Renters caught a break too. According to Zillow estimates, rent prices had the slowest gain since May 2021.

All 20 cities measured by the Case-Shiller Index experienced a month to month decline – but not at the same rate. The San Francisco market, for example, saw an annual decrease of 4.2% where Miami experienced an increase of 15.2% in the same time period. 

Regardless of these variances, experts say the country shouldn’t expect these declines to reverse course any time soon. 

“These prices probably aren’t at the bottom yet” said Oscar Munoz, the Vice President of US Macro Strategies for TD Securities. “The Fed has not indicated that they are going to stop raising interest rates, we can expect these prices to keep falling.”

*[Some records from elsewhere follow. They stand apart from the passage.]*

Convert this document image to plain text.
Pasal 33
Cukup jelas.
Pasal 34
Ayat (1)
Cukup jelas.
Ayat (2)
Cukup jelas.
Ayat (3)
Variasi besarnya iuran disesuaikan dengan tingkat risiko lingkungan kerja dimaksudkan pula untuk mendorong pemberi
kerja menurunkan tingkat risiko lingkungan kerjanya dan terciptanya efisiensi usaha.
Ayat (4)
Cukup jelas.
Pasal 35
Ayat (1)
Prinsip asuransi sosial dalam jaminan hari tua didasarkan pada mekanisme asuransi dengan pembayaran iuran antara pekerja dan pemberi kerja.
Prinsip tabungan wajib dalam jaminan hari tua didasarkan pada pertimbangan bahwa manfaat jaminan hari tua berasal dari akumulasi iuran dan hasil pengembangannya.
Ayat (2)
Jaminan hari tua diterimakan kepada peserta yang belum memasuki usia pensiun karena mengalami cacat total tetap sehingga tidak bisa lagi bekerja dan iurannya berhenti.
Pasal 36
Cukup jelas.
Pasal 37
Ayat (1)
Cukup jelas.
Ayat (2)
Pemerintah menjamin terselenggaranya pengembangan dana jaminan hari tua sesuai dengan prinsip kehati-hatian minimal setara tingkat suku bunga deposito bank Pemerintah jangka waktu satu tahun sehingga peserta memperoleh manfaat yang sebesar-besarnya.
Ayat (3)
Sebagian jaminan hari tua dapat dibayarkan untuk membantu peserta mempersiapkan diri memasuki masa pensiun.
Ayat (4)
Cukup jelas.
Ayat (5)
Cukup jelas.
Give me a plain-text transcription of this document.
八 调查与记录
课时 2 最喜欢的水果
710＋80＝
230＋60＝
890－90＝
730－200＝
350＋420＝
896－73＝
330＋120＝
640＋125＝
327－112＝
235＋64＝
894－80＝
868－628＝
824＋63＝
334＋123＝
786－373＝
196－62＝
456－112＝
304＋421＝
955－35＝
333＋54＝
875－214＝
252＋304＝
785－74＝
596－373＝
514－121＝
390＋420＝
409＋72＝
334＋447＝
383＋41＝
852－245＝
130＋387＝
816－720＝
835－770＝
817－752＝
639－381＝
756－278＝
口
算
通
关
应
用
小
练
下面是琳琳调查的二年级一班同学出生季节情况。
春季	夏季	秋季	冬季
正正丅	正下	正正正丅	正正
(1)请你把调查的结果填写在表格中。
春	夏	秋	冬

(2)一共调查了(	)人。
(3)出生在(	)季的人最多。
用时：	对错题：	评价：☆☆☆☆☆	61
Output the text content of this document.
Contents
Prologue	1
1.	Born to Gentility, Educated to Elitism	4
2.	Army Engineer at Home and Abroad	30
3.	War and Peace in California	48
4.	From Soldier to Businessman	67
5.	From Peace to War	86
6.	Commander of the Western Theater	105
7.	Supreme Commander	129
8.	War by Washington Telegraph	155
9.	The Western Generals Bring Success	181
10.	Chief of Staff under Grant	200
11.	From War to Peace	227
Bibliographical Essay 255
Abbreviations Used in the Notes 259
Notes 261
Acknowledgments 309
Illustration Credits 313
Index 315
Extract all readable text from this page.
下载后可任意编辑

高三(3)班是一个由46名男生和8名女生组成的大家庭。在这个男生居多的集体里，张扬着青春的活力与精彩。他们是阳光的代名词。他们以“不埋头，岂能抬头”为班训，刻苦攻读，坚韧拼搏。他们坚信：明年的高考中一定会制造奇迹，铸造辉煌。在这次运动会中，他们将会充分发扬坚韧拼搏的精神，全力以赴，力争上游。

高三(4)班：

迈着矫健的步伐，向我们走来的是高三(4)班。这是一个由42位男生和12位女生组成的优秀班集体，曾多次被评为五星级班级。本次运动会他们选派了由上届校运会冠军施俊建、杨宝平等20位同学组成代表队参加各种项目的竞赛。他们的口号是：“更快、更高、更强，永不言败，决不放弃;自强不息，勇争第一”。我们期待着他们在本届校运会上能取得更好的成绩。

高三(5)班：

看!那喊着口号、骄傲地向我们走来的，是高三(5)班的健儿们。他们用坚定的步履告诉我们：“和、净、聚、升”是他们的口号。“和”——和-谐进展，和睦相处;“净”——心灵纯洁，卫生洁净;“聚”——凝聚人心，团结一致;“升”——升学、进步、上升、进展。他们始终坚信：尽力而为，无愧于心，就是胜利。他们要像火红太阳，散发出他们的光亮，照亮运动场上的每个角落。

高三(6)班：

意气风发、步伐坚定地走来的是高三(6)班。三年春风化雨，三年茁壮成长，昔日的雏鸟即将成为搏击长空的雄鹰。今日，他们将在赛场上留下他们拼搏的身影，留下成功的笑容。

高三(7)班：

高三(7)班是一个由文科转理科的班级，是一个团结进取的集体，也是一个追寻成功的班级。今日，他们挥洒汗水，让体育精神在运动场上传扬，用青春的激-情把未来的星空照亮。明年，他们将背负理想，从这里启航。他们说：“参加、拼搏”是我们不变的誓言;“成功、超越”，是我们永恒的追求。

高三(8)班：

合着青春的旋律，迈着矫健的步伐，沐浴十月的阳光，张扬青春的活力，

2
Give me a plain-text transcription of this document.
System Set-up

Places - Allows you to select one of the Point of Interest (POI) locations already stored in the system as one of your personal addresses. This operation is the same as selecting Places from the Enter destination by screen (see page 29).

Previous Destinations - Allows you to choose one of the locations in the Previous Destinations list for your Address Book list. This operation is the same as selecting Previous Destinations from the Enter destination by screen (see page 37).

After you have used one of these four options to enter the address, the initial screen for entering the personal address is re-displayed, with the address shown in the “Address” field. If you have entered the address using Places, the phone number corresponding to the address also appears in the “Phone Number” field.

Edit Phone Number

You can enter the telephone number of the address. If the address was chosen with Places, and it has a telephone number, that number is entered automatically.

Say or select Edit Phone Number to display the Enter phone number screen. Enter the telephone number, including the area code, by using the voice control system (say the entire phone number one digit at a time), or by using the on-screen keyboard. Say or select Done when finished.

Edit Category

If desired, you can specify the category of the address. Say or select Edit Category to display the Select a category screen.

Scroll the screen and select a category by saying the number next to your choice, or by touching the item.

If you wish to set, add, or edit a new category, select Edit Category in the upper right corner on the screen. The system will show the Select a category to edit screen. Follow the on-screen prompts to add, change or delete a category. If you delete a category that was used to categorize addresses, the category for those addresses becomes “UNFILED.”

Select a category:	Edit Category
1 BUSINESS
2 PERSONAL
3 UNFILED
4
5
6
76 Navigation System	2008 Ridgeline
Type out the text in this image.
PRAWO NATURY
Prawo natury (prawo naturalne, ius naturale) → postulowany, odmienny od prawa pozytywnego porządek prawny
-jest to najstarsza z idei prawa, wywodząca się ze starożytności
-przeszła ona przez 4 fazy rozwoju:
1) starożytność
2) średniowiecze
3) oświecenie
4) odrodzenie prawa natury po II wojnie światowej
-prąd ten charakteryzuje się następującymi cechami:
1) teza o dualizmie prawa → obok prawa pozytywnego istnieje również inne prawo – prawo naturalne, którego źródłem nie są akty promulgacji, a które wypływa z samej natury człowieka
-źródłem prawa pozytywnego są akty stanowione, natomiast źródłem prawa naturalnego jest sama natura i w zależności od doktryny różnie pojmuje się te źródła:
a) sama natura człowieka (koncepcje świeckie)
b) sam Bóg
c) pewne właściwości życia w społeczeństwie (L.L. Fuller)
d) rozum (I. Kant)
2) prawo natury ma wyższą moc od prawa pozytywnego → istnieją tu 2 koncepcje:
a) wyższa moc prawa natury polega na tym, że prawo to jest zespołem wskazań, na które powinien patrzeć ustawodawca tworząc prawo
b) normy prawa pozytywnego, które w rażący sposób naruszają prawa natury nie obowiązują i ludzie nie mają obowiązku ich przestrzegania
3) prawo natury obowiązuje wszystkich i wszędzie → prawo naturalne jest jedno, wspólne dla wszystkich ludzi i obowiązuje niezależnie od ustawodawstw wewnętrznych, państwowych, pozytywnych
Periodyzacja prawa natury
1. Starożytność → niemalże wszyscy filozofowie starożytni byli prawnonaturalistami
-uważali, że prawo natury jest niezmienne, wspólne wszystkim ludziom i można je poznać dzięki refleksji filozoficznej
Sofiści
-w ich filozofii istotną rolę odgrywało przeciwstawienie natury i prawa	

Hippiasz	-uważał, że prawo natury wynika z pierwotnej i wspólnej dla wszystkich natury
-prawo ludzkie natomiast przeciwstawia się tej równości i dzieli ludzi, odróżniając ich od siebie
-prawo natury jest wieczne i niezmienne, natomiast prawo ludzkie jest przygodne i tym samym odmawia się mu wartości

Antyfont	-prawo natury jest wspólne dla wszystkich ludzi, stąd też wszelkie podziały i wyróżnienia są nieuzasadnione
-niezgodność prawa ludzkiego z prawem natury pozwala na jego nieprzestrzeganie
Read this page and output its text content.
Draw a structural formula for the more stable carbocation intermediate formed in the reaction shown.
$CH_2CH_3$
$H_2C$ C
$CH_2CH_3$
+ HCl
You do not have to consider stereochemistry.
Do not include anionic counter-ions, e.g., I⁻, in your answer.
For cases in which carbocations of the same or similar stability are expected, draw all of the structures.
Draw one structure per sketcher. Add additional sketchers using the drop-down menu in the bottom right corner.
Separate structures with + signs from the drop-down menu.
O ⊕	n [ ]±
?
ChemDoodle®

Other housing metrics support Munoz’s prediction. New mortgage applications reached the lowest levels recorded since 1995, according to the Mortgage Bankers Association.

The Fed has had less success in manipulating the cost of labor and consumer spending as a mechanism for addressing inflation. In January, unemployment reached its lowest level since 1969, suggesting that an already tight employment market might continue to drive up the prices for goods and services. 

December’s numbers demonstrate that the Fed’s influence on the housing sector continues to be significant, but no one should expect headlines celebrating low inflation just yet. The Fed is able to target housing prices first most efficiently, but it’s influence is slow: the Consumer Price Index is calculated using a weighted average of six months of prices, which means the prices from the peak in 2022 are still influencing the inflation rate, creating a lag.

Although the prospects of a recession remain uncertain, experts are optimistic that the precipitous drop in housing prices at the end of 2022 will not lead to a repeat of the 2008 housing crisis, based on the sheer home value gains experienced during the pandemic. Housing can have a market-wide impact due to its influence in tangential markets like construction and manufactured goods. In spite of the last six months of decline, 2022 still experienced a 15% price gain in house prices.

“The typical homeowner is sitting on a lot of equity right now. It’s a very different kind of situation than it was during the 2008 housing bust,” said Jonathan Millar, a senior economist for Barclays Capital. “Really there’s a lot of equity – it’s not like people bought their house pre-pandemic or in danger of not being able to make their mortgage payments right. It’s kind of a different situation.”